Performance programming for scientific computing

Instructors:

Bowen Alpern and Larry Carter.

Description:

Performance programming seeks to improve performance beyond what is achieved by programming an algorithm in the most expedient manner. The goal is that each processing element be kept as busy as possible doing useful work. This entails satisfying four requirements: breaking problems into independent subproblems that can be executed concurrently, distributing these subproblems appropriately among the processing elements, making sure that the necessary data is close to its processing element, and overlapping communication with computation where possible. To attain high performance, these requirements must be satisfied whether one views "processing elements" as stages of an arithmetic or vector pipeline, functional units of a CPU, processors of a tightly coupled shared-memory multiprocessor, nodes of a distributed-memory supercomputer, or heterogeneous computers on a network. This tutorial presents general techniques for satisfying each of these requirements and illustrates their use at many different levels of application.
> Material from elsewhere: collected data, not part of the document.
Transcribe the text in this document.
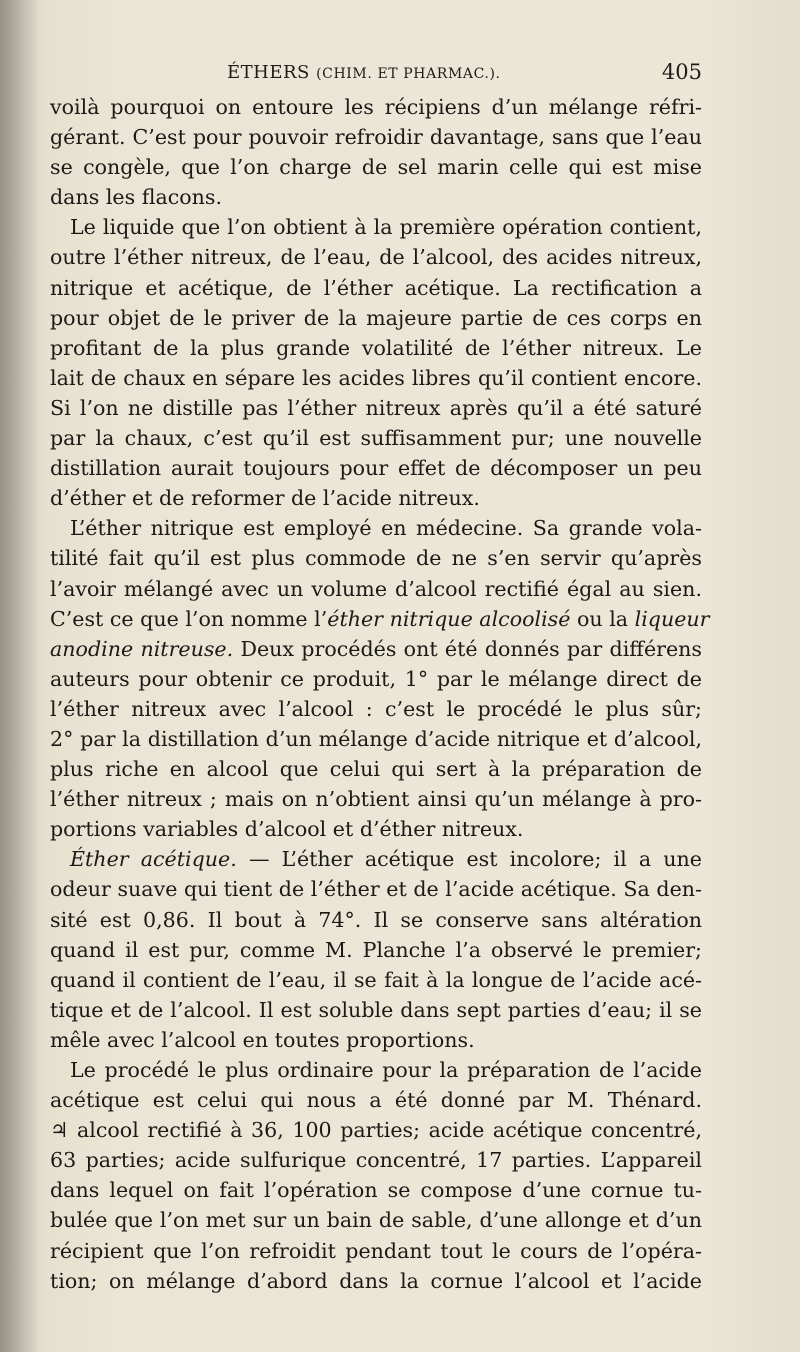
ÉTHERS (CHIM. ET PHARMAC.).	405
voilà pourquoi on entoure les récipiens d’un mélange réfri-
gérant. C’est pour pouvoir refroidir davantage, sans que l’eau
se congèle, que l’on charge de sel marin celle qui est mise
dans les flacons.
Le liquide que l’on obtient à la première opération contient,
outre l’éther nitreux, de l’eau, de l’alcool, des acides nitreux,
nitrique et acétique, de l’éther acétique. La rectification a
pour objet de le priver de la majeure partie de ces corps en
profitant de la plus grande volatilité de l’éther nitreux. Le
lait de chaux en sépare les acides libres qu’il contient encore.
Si l’on ne distille pas l’éther nitreux après qu’il a été saturé
par la chaux, c’est qu’il est suffisamment pur; une nouvelle
distillation aurait toujours pour effet de décomposer un peu
d’éther et de reformer de l’acide nitreux.
L’éther nitrique est employé en médecine. Sa grande vola-
tilité fait qu’il est plus commode de ne s’en servir qu’après
l’avoir mélangé avec un volume d’alcool rectifié égal au sien.
C’est ce que l’on nomme l’éther nitrique alcoolisé ou la liqueur
anodine nitreuse. Deux procédés ont été donnés par différens
auteurs pour obtenir ce produit, 1° par le mélange direct de
l’éther nitreux avec l’alcool : c’est le procédé le plus sûr;
2° par la distillation d’un mélange d’acide nitrique et d’alcool,
plus riche en alcool que celui qui sert à la préparation de
l’éther nitreux ; mais on n’obtient ainsi qu’un mélange à pro-
portions variables d’alcool et d’éther nitreux.
Éther acétique. — L’éther acétique est incolore; il a une
odeur suave qui tient de l’éther et de l’acide acétique. Sa den-
sité est 0,86. Il bout à 74°. Il se conserve sans altération
quand il est pur, comme M. Planche l’a observé le premier;
quand il contient de l’eau, il se fait à la longue de l’acide acé-
tique et de l’alcool. Il est soluble dans sept parties d’eau; il se
mêle avec l’alcool en toutes proportions.
Le procédé le plus ordinaire pour la préparation de l’acide
acétique est celui qui nous a été donné par M. Thénard.
♃ alcool rectifié à 36, 100 parties; acide acétique concentré,
63 parties; acide sulfurique concentré, 17 parties. L’appareil
dans lequel on fait l’opération se compose d’une cornue tu-
bulée que l’on met sur un bain de sable, d’une allonge et d’un
récipient que l’on refroidit pendant tout le cours de l’opéra-
tion; on mélange d’abord dans la cornue l’alcool et l’acide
This course will use extended examples, including two-dimensional seismic migration, protein matching, and computational linear algebra (matrix factoring, matrix multiplication, and its degenerate cases). Seismic migration is a representative of certain partial differential equation problems, protein matching is a typical dynamic programming application, and linear algebra is ubiquitous. Other examples, particularly from established performance benchmarks, will be introduced to illustrate particular points. While we will survey a large number of topics and techniques, the emphasis will be on mastering conceptual structures and understanding general principles rather than on learning details.

Intended audience:

The course is intended for computational scientists, application developers, and other professionals who have a need to design, implement, or tune high-performance scientific programs. It should also be of interest to computer scientists who want to develop languages, compilers, operating systems, architectures, and performance monitoring and debugging tools that can better support the needs of the performance programming community.

Level of presentation:

30% beginner; 50% intermediate; 20% advanced.

Outline:

Instructors:

Bowen Alpern received a Ph.D. in Computer Science from Cornell University in 1986. He has been a Research Staff Member at IBM since. His research interests include: performance programming, visualization of computation and architecture, theoretical models of hierarchical memory and parallelism, distributed and parallel computing, message compression, computational linear algebra, portable high performance, and high-performance Java. He has published more that twenty-five technical papers in Computer Science. He taught a graduate level course in Performance Programming for the Computer Science Department of Columbia University in 1994.

Larry Carter is a Professor in the Computer Science and Engineering Department of the University of California at San Diego, and a Senior Fellow at the San Diego Supercomputing Center. Dr. Carter received his Ph.D. degree from the University of California at Berkeley in 1974, and worked until 1994 at IBM's T.J. Watson Research Center in the areas of probabilistic algorithms, compilers, VLSI testing, and high-performance computation. His current research interests include scientific computation, performance programming, parallel computation, and machine and system architecture for high-performance computing.

Bowen and Larry developed the matrix multiplication package initially released with the RS/6000 and helped implement the NAS benchmarks on the IBM SP. They are coauthors of a number of papers on performance programming.

History:

This material was initially presented as a short course at the Cornell Theory Center in the summer of 1994. It was covered as a graduate course in the Fall of 1994 for Columbia University at the T.J. Watson Research Center and again in the Spring of 1995 by UCSD. (UCSD will offer it again in the Spring of 1997.) It was presented as a tutorial at SuperComputing '95 and '96. It will be given as a short course at the Eight SIAM Conference on Parallel Processing for Scientific Computation in March, 1997.